Footnote #2: Long tails drive innovation. The concept that long tails drive innovation is not new. Chris Anderson’s 2006 book, The Long Tail, describes how niche products create unique markets. Nassim Taleb’s 2007 book, The Black Swan, focuses on the extreme impact of rare and unpredictable outlier events (see @DShaywitz‘s WSJ book review here). More recently, a Collaborative Fund blog provides a compelling argument that many of the most important events in our lives are the result of long tails. “Long tails drive everything. They dominate business, investing, sports, politics, products, careers, everything. Rule of thumb: Anything that is huge, profitable, famous, or influential is the result of a tail event.” As an example, the top 5 companies from the S&P 500 make up half of the value, i.e., the top 1% of companies make up 50% of value (Figure here and below). Thus, tails are an important part of advancement in society – ignore tails at your own risk!
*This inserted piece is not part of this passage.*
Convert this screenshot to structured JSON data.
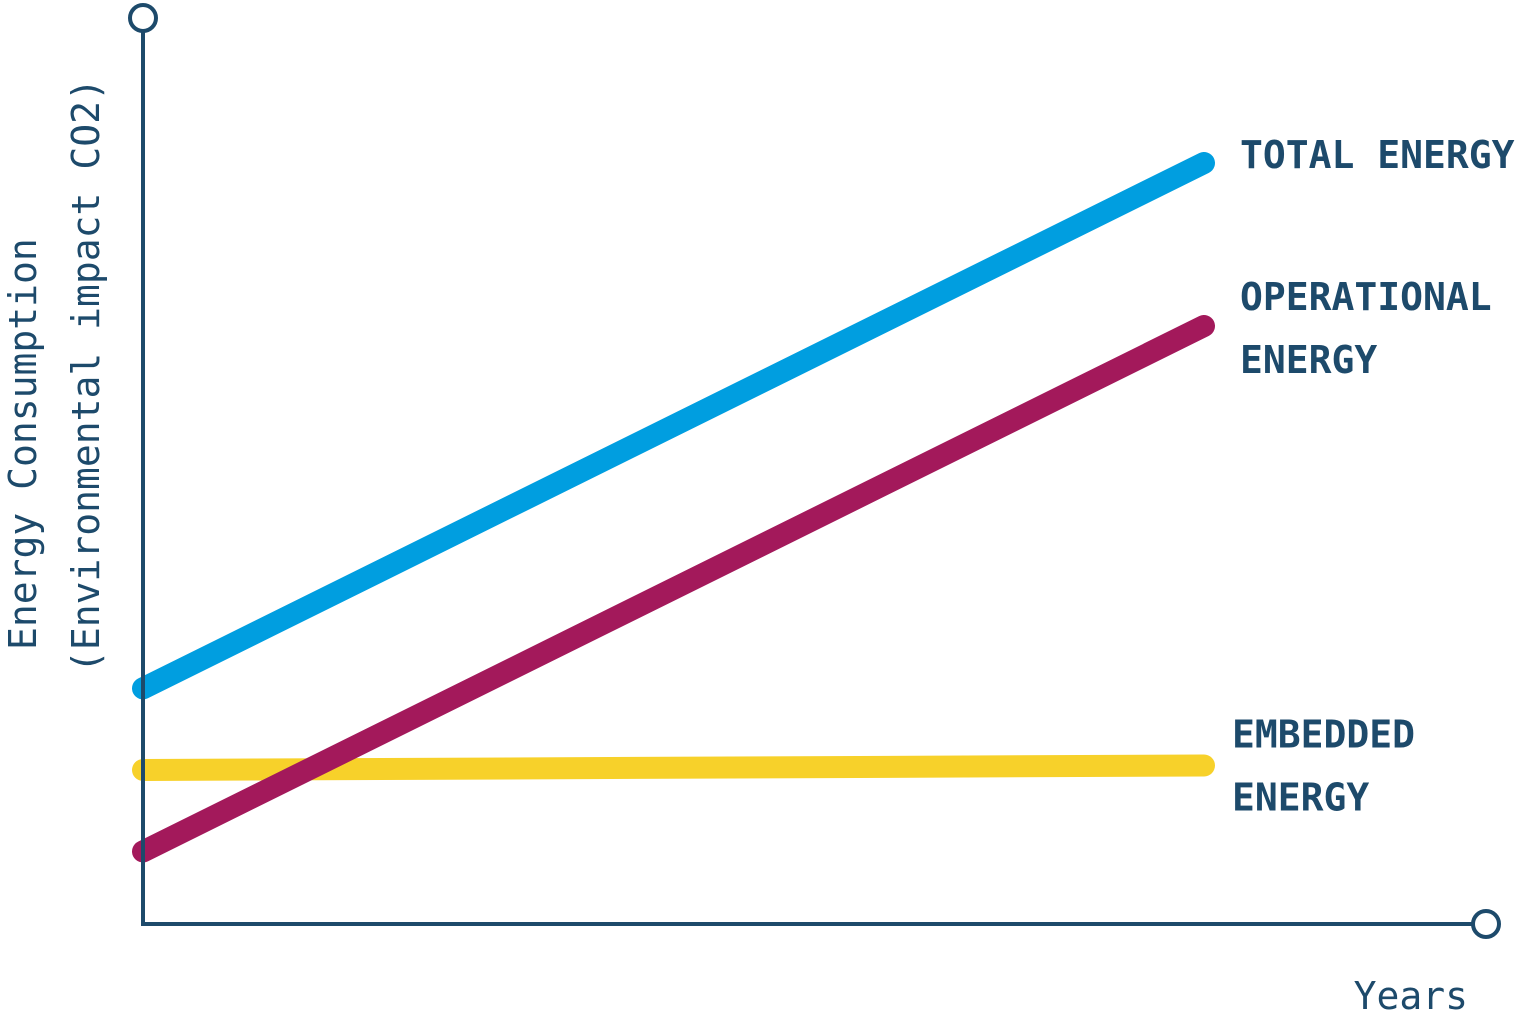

Footnote #3: Biotechnology investment. While not directly related to long tails or polygenic risk scores, I point readers to this blog on value creation within early-stage biotech companies. Many of the examples are technology companies, including those that were early adopters of genetic and genomics. Another resource is this Bio Report podcast on investment dollars flowing into life science companies at the nexus of information technology, biotechnology and healthcare.